Without the CSV telling you types, it's hard to make something "easy". I have written code that extracts from JSON data and database data serializable struct types, and builds a D file, but it's never clean-cut, and sometimes you have to hand-edit that stuff. This is about as "easy" as it gets, just have the computer do most of the heavy lifting, and then massage it into something usable.

-Steve

August 29, 2021

On Friday, 27 August 2021 at 06:52:10 UTC, Kirill wrote:

>

Is there a way to do mixin or similar during runtime?

I'm trying to read a csv file and extract data types. Any ideas on how this should be approached in D are greatly appreciated.

mixin at runtime not possible.
Source code compilation and runing in runtime not possible. But!

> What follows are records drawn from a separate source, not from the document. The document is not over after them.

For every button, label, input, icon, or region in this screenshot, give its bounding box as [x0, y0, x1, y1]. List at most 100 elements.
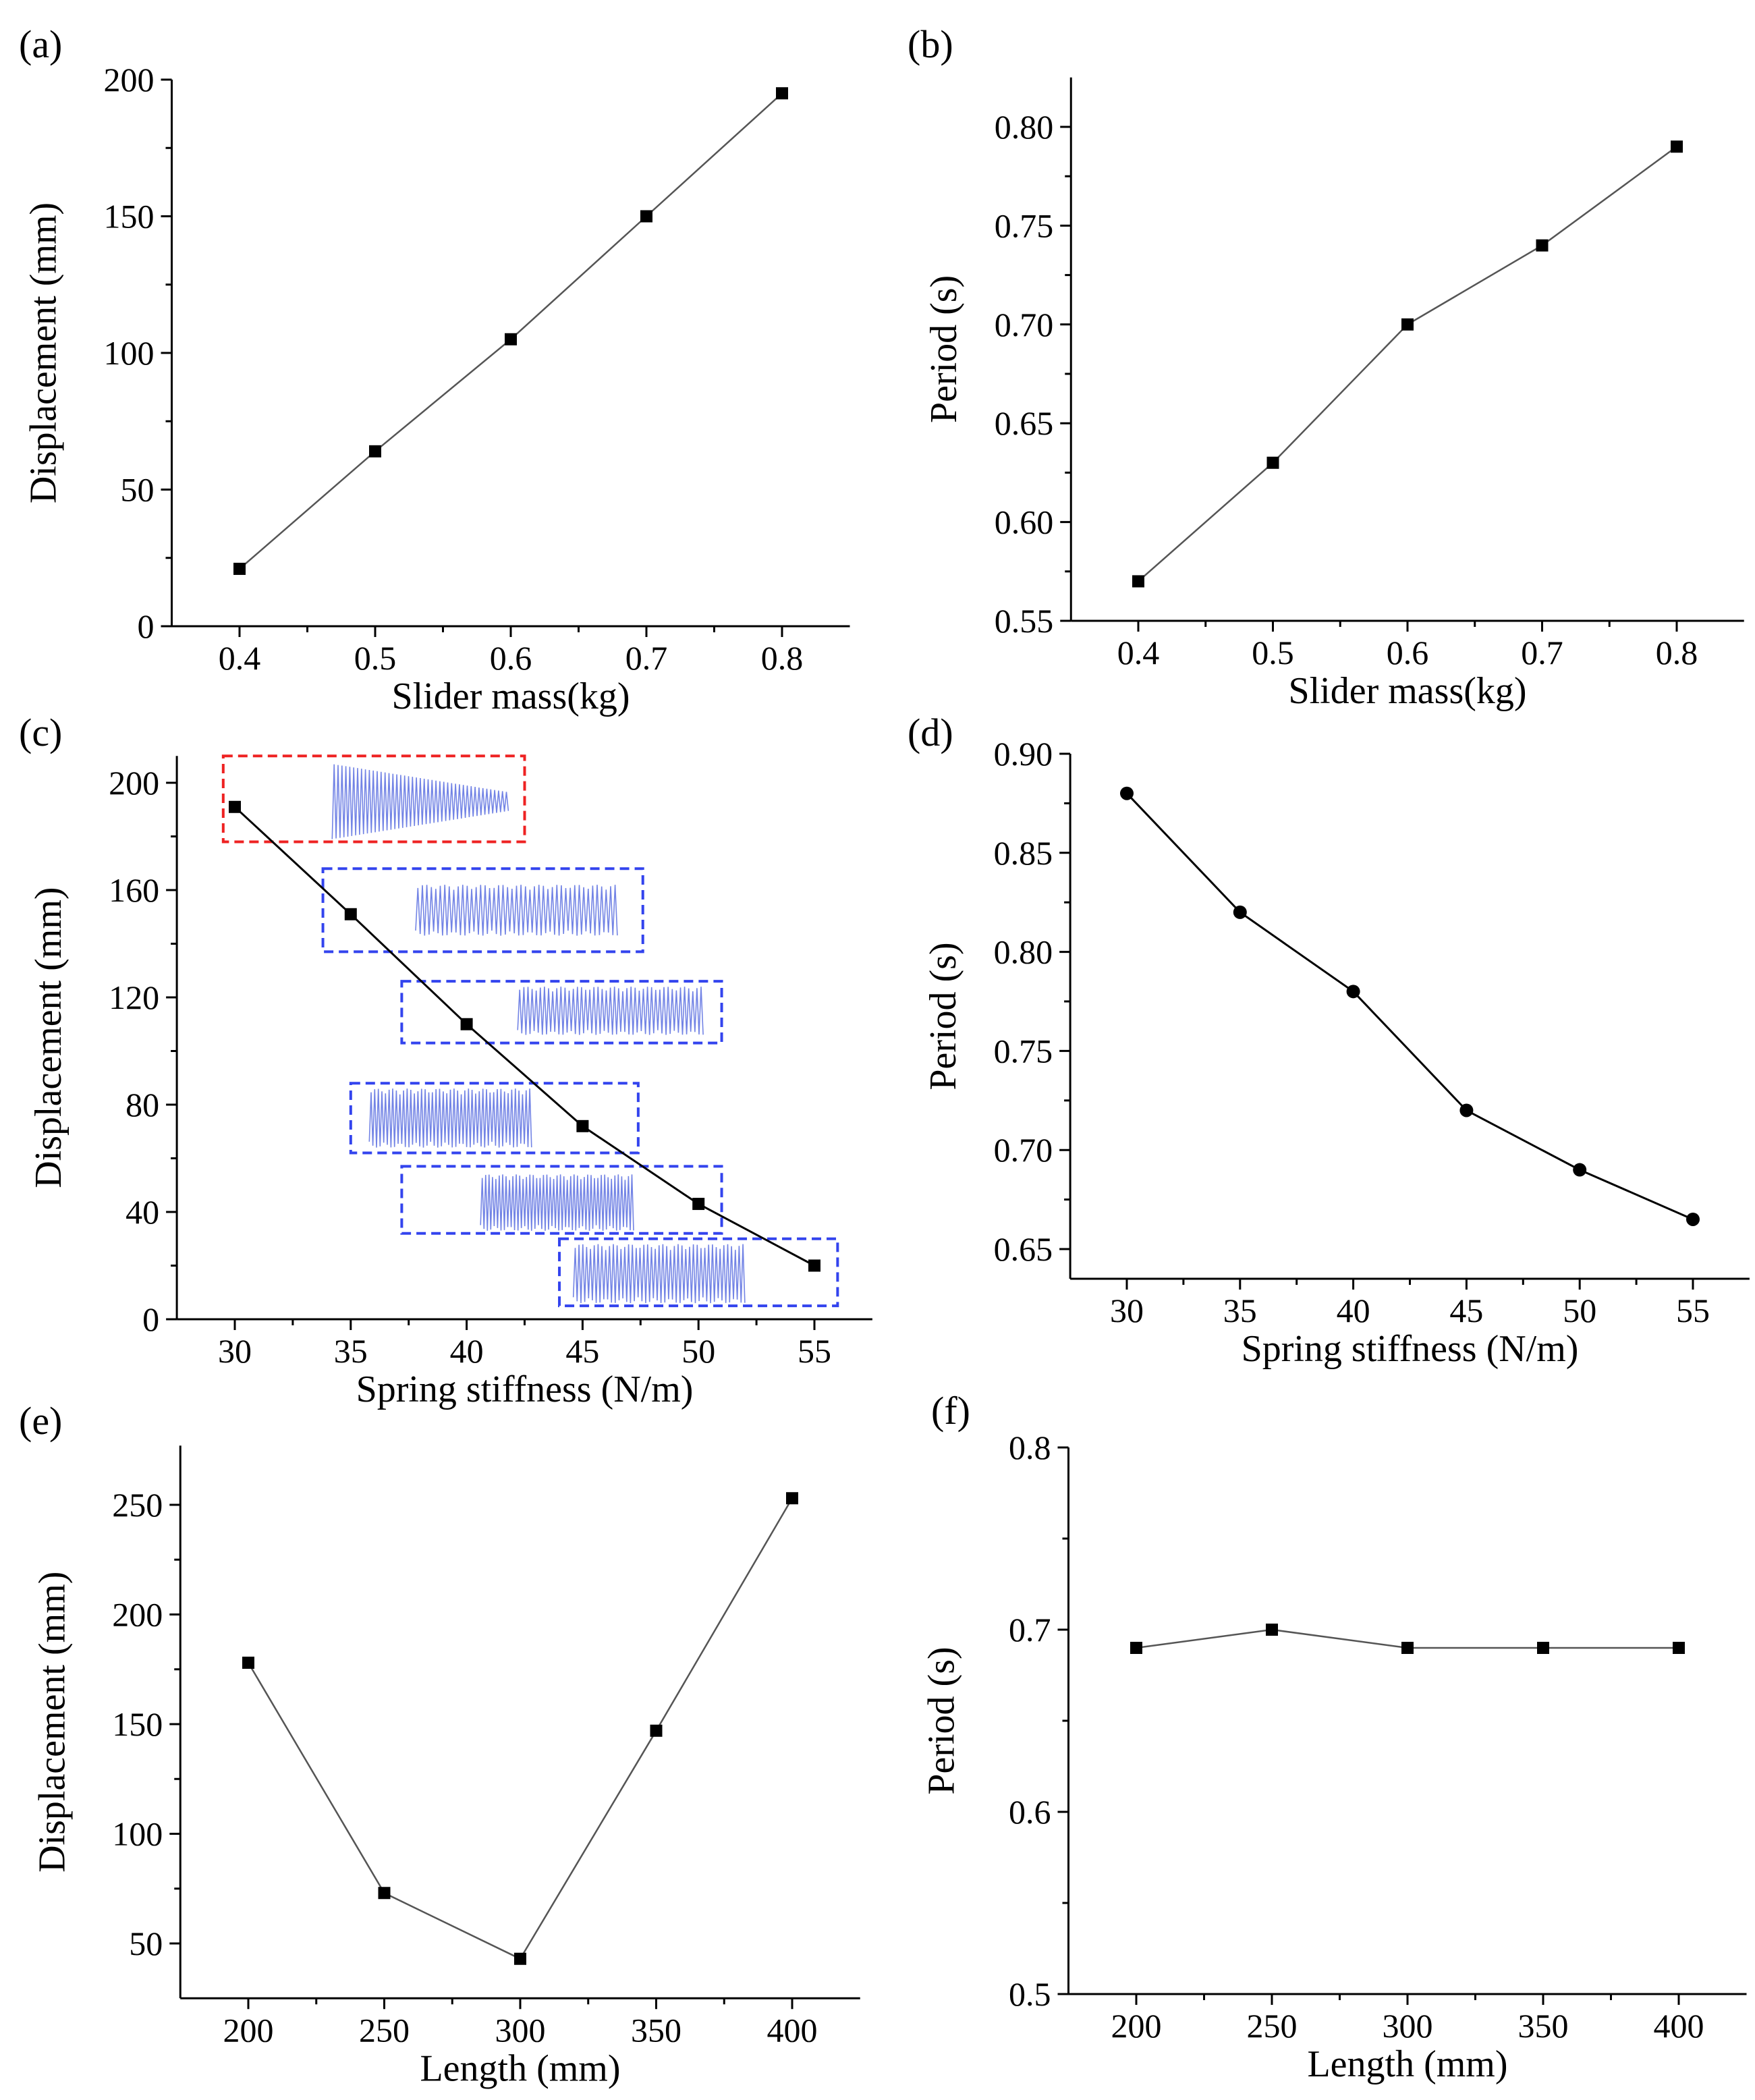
- x-tick-label-e: 250: [359, 2011, 410, 2049]
- y-tick-label-d: 0.70: [994, 1131, 1053, 1169]
- y-tick-label-f: 0.5: [1009, 1975, 1051, 2013]
- y-tick-label-b: 0.75: [995, 206, 1054, 244]
- x-tick-label-f: 200: [1111, 2007, 1162, 2045]
- x-tick-label-a: 0.5: [354, 639, 397, 677]
- data-point-a: [233, 562, 246, 575]
- inset-box-5: [558, 1237, 839, 1308]
- x-tick-label-c: 55: [798, 1332, 831, 1370]
- panel-e: (e) 200 250 300 350 400 50 100 150 200 250 Length (…: [19, 1399, 860, 2089]
- data-point-a: [640, 210, 652, 223]
- x-tick-label-b: 0.6: [1387, 634, 1429, 671]
- y-tick-label-d: 0.75: [994, 1032, 1053, 1070]
- inset-waveform-5: [572, 1244, 746, 1304]
- y-tick-label-f: 0.7: [1009, 1611, 1051, 1649]
- data-point-b: [1266, 456, 1279, 469]
- panel-label-b: (b): [908, 22, 953, 66]
- panel-d: (d) 30 35 40 45 50 55 0.65 0.70 0.75 0.80 0.85 0.90 S…: [908, 711, 1750, 1370]
- data-point-d: [1233, 905, 1247, 919]
- y-tick-label-a: 100: [104, 334, 155, 372]
- series-line-e: [247, 1497, 793, 1960]
- inset-box-2: [400, 980, 723, 1045]
- data-point-f: [1401, 1642, 1414, 1654]
- y-tick-label-e: 100: [112, 1815, 163, 1853]
- panel-label-f: (f): [931, 1389, 970, 1433]
- inset-waveform-1: [415, 885, 618, 936]
- series-line-c: [233, 806, 815, 1267]
- data-point-f: [1537, 1642, 1549, 1654]
- x-tick-label-f: 300: [1383, 2007, 1433, 2045]
- x-tick-label-d: 40: [1337, 1292, 1370, 1329]
- x-tick-label-d: 35: [1223, 1292, 1257, 1329]
- y-tick-label-b: 0.55: [995, 602, 1054, 640]
- inset-waveform-3: [368, 1088, 532, 1148]
- y-tick-label-e: 50: [129, 1925, 163, 1962]
- data-point-d: [1573, 1163, 1587, 1177]
- data-point-b: [1536, 239, 1549, 252]
- x-axis-title-f: Length (mm): [1307, 2043, 1507, 2085]
- x-tick-label-b: 0.8: [1656, 634, 1698, 671]
- x-tick-label-e: 400: [767, 2011, 818, 2049]
- data-point-a: [369, 445, 381, 458]
- x-tick-label-e: 350: [631, 2011, 681, 2049]
- x-axis-title-d: Spring stiffness (N/m): [1242, 1328, 1579, 1370]
- y-tick-label-c: 0: [142, 1300, 159, 1338]
- y-tick-label-e: 250: [112, 1486, 163, 1524]
- x-axis-title-c: Spring stiffness (N/m): [356, 1369, 694, 1410]
- data-point-c: [229, 800, 241, 813]
- series-line-a: [239, 92, 783, 570]
- x-tick-label-d: 30: [1110, 1292, 1144, 1329]
- panel-label-d: (d): [908, 711, 953, 754]
- y-axis-title-a: Displacement (mm): [23, 202, 65, 503]
- data-point-a: [776, 87, 788, 100]
- inset-waveform-2: [517, 987, 704, 1035]
- panel-label-e: (e): [19, 1399, 62, 1443]
- series-line-b: [1138, 146, 1677, 582]
- data-point-d: [1120, 786, 1134, 800]
- y-tick-label-d: 0.85: [994, 834, 1053, 872]
- x-tick-label-a: 0.6: [490, 639, 532, 677]
- panel-label-c: (c): [19, 711, 62, 754]
- x-tick-label-b: 0.5: [1252, 634, 1294, 671]
- x-tick-label-d: 50: [1563, 1292, 1596, 1329]
- data-point-d: [1459, 1103, 1474, 1117]
- x-tick-label-a: 0.4: [219, 639, 261, 677]
- y-axis-title-b: Period (s): [923, 275, 965, 423]
- x-axis-title-e: Length (mm): [420, 2047, 620, 2089]
- x-tick-label-f: 250: [1247, 2007, 1298, 2045]
- data-point-b: [1671, 140, 1683, 153]
- x-tick-label-a: 0.7: [625, 639, 668, 677]
- y-tick-label-d: 0.65: [994, 1230, 1053, 1268]
- data-point-a: [505, 333, 517, 346]
- x-tick-label-e: 200: [223, 2011, 274, 2049]
- data-point-c: [344, 908, 357, 920]
- y-tick-label-b: 0.60: [995, 503, 1054, 541]
- data-point-f: [1130, 1642, 1142, 1654]
- inset-waveform-4: [480, 1174, 634, 1231]
- x-tick-label-c: 45: [565, 1332, 599, 1370]
- data-point-e: [514, 1952, 526, 1965]
- x-axis-title-a: Slider mass(kg): [391, 675, 630, 717]
- x-tick-label-b: 0.4: [1117, 634, 1160, 671]
- y-tick-label-a: 50: [121, 471, 155, 509]
- y-tick-label-d: 0.90: [994, 735, 1053, 773]
- y-axis-title-f: Period (s): [921, 1647, 963, 1794]
- data-point-e: [786, 1492, 798, 1505]
- panel-b: (b) 0.4 0.5 0.6 0.7 0.8 0.55 0.60 0.65 0.70 0.75 0.…: [908, 22, 1744, 712]
- panel-c: (c) 30 35 40 45 50 55 0 40 80 120 160 200 Spring stif…: [19, 711, 872, 1410]
- x-tick-label-e: 300: [495, 2011, 546, 2049]
- y-tick-label-e: 150: [112, 1705, 163, 1743]
- data-point-c: [692, 1198, 705, 1211]
- x-tick-label-c: 30: [218, 1332, 252, 1370]
- panel-label-a: (a): [19, 22, 62, 66]
- x-tick-label-c: 50: [681, 1332, 715, 1370]
- x-tick-label-f: 350: [1518, 2007, 1569, 2045]
- data-point-f: [1673, 1642, 1685, 1654]
- inset-box-1: [321, 867, 644, 954]
- y-tick-label-e: 200: [112, 1596, 163, 1634]
- data-point-e: [650, 1724, 663, 1737]
- x-tick-label-b: 0.7: [1521, 634, 1563, 671]
- y-axis-title-c: Displacement (mm): [28, 887, 69, 1188]
- panel-a: (a) 0.4 0.5 0.6 0.7 0.8 0 50 100 150 200 Slider mas…: [19, 22, 850, 717]
- y-tick-label-b: 0.80: [995, 108, 1054, 146]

But you can impement this!

Steps:

  1. Need D compiller
  2. In runtime you can compile mixin to dynamic library (.so or .dll) using external command: dmd ...
  3. Load dynamic library using dlopen() dlsym() dlclose(). (on Windows: LoadLibrary(), GetProcAdres(), FreLibrary())
  4. Call mixin functions, variables
  5. Done!

Packages bindbc-, derelict- uses dynamic loading. You can use both as examples.